North of the Wall we have time for one last magic tree reveal. The one we’ve all been waiting for; what really happened at the Tower of Joy. We finally see Ned find Lyanna lying in a bed soaked with blood from childbirth. We see Lyanna’s dying wish that Ned protect her son specifically from Robert. This is all I need to know to understand that Jon is the son of Rhaegar Targaryen. But we’ve been so focused on finding out the answer to this question that the consequences have yet to be fully explored; Jon has understood himself for his entire life as the single moral failing of an unfailingly moral man. What does it do to his understanding of himself and his past to learn that not only is he not proof of Ned’s weakness, but he is proof of Ned’s impenetrable strength and honor? What does it do to Jon to learn that his mother DID love him, loved him tremendously, for as long as she knew him? How will he learn to understand his father, a man who has been a villain in his family’s stories all these years but who is considered by others to have been a good and gentle man? What will he do when he learns that the love that gave birth to him also started a civil war? And when will he start to grapple with these questions? Not today.

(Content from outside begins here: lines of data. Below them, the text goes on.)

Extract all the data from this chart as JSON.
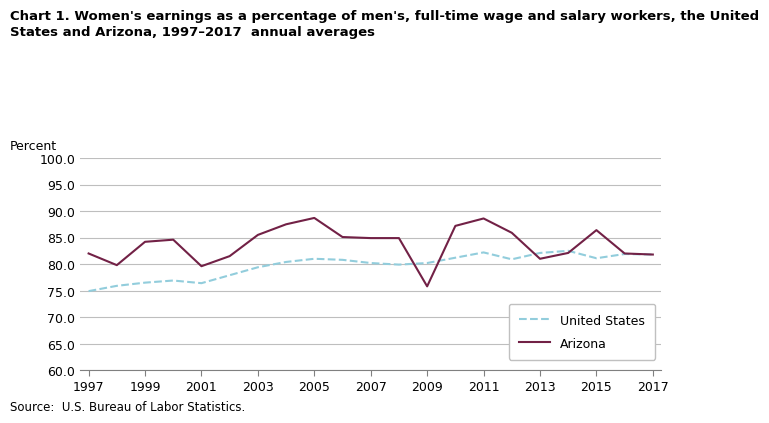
{
  "title_line1": "Chart 1. Women's earnings as a percentage of men's, full-time wage and salary workers, the United",
  "title_line2": "States and Arizona, 1997–2017  annual averages",
  "ylabel": "Percent",
  "source": "Source:  U.S. Bureau of Labor Statistics.",
  "years": [
    1997,
    1998,
    1999,
    2000,
    2001,
    2002,
    2003,
    2004,
    2005,
    2006,
    2007,
    2008,
    2009,
    2010,
    2011,
    2012,
    2013,
    2014,
    2015,
    2016,
    2017
  ],
  "us_data": [
    74.9,
    75.9,
    76.5,
    76.9,
    76.4,
    77.9,
    79.4,
    80.4,
    81.0,
    80.8,
    80.2,
    79.9,
    80.2,
    81.2,
    82.2,
    80.9,
    82.1,
    82.5,
    81.1,
    81.9,
    81.8
  ],
  "az_data": [
    82.0,
    79.8,
    84.2,
    84.6,
    79.6,
    81.5,
    85.5,
    87.5,
    88.7,
    85.1,
    84.9,
    84.9,
    75.8,
    87.2,
    88.6,
    85.9,
    81.0,
    82.1,
    86.4,
    82.0,
    81.8
  ],
  "us_color": "#92CDDC",
  "az_color": "#722146",
  "ylim": [
    60.0,
    100.0
  ],
  "yticks": [
    60.0,
    65.0,
    70.0,
    75.0,
    80.0,
    85.0,
    90.0,
    95.0,
    100.0
  ],
  "xticks": [
    1997,
    1999,
    2001,
    2003,
    2005,
    2007,
    2009,
    2011,
    2013,
    2015,
    2017
  ],
  "background_color": "#FFFFFF",
  "grid_color": "#BEBEBE",
  "title_fontsize": 9.5,
  "tick_fontsize": 9,
  "legend_fontsize": 9,
  "source_fontsize": 8.5
}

We see Jon, innocent to all the bloodshed and pain he has caused, sitting in the great hall of Winterfell in front of his uncle’s vassals. But he’s not the one who gains control over the room, it’s Lyanna Mormont who manages to shame all the grown men who turned their back on House Stark into pledging their allegiance to Jon. And despite Jon’s insistence that Winterfell was rightfully Sansa’s, that she had won the battle, he can’t find the words to speak up in her support now. For a guy who keeps saying how much he doesn’t want power, he seems awfully reluctant to stop it from being thrust upon him. However, griping aside, there’s a new scene of a King in the North being proclaimed. It is stirring, it is inspiring, it is perhaps slightly overwrought to Sansa’s tastes but what are you going to do?

Jaime has brought the Lannister army back to King’s Landing just in time for Cersei’s coronation. This does not appear to be the romantic reunion he was hoping for. I wonder if he told her about Aerys’s plan to burn the city. Tyrion knew about it firsthand, and he told Brienne, but for all his talk of how he loved her I wonder if something in him told him not to tell her. That her reaction would have damaged his affection for her. Does she know that he killed Aerys to stop him from doing what she just did? Did she do it anyway?

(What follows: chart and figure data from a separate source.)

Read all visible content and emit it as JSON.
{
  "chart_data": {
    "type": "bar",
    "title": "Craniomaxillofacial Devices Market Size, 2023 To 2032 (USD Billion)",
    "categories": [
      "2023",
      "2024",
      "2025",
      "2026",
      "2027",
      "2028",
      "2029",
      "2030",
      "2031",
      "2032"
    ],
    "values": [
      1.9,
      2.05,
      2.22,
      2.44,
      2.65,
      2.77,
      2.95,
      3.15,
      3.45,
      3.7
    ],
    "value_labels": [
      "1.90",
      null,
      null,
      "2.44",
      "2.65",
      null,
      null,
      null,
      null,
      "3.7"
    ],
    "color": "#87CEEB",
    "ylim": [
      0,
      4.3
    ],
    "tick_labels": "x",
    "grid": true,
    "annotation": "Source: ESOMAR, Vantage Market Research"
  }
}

Across the Narrow Sea in newly dubbed Dragon’s Bay, we see a fleet of ships carrying the Greyjoys, the Unsullied, the Dothraki, the Tyrells, and the non-Martell leaders of Dorne across to King’s Landing. Varys is sailing alongside Dany, because apparently he actually IS a merman and that’s how he’s been crossing the sea back and forth so quickly.

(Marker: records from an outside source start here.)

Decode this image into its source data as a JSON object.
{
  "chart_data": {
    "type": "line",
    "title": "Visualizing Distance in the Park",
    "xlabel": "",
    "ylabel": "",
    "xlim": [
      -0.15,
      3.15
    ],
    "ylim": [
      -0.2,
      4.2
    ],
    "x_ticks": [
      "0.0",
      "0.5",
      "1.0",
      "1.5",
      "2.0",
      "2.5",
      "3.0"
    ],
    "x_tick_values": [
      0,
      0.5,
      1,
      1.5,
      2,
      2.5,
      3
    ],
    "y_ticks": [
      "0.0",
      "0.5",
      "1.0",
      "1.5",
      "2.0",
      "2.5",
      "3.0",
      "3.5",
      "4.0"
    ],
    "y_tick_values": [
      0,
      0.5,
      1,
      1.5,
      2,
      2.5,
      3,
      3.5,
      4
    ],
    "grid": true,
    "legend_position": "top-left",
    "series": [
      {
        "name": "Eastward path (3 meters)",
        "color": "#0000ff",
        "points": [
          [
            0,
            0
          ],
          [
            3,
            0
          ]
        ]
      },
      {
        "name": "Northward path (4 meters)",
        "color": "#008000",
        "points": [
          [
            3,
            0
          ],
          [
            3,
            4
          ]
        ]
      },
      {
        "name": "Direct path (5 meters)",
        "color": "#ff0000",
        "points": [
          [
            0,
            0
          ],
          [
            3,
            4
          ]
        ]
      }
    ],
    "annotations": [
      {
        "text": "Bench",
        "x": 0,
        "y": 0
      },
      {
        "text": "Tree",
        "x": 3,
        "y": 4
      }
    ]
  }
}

I really enjoyed this wrap up. We made big moves and rearranged the board for the wars to come. Jon and Sansa are in the North, Cersei is ruling in King’s Landing, Daenerys has her fleet and is on her way to win the throne, and Arya has taken up the mantle of Lady Stoneheart. Sam is in the largest repository of knowledge in the Seven Kingdoms and it’s going to be a damn shame when it burns to the ground (come on, you know it’s gonna happen). While the destruction of the Sept took some great characters with it, it also is a big step towards the future of Westeros which looks nothing like the past. It appears that the Seven are not a part of that future. What I don’t like is how fast and loose they’ve been playing with the timelines. This episode, while great, was also the worst about this. In the span of the episode, Cersei burned down the sept and was coronated. In the same episode, we saw Olenna in Dorne with news of the burned sept, saw Varys with her, and then saw Varys back with Daenerys with the entire Martell and Tyrell fleets. Eventually, these stories are going to collide with each other and where they each are when that happens is anyone’s guess. But that’s a problem for next spring. In the meantime, winter is finally here.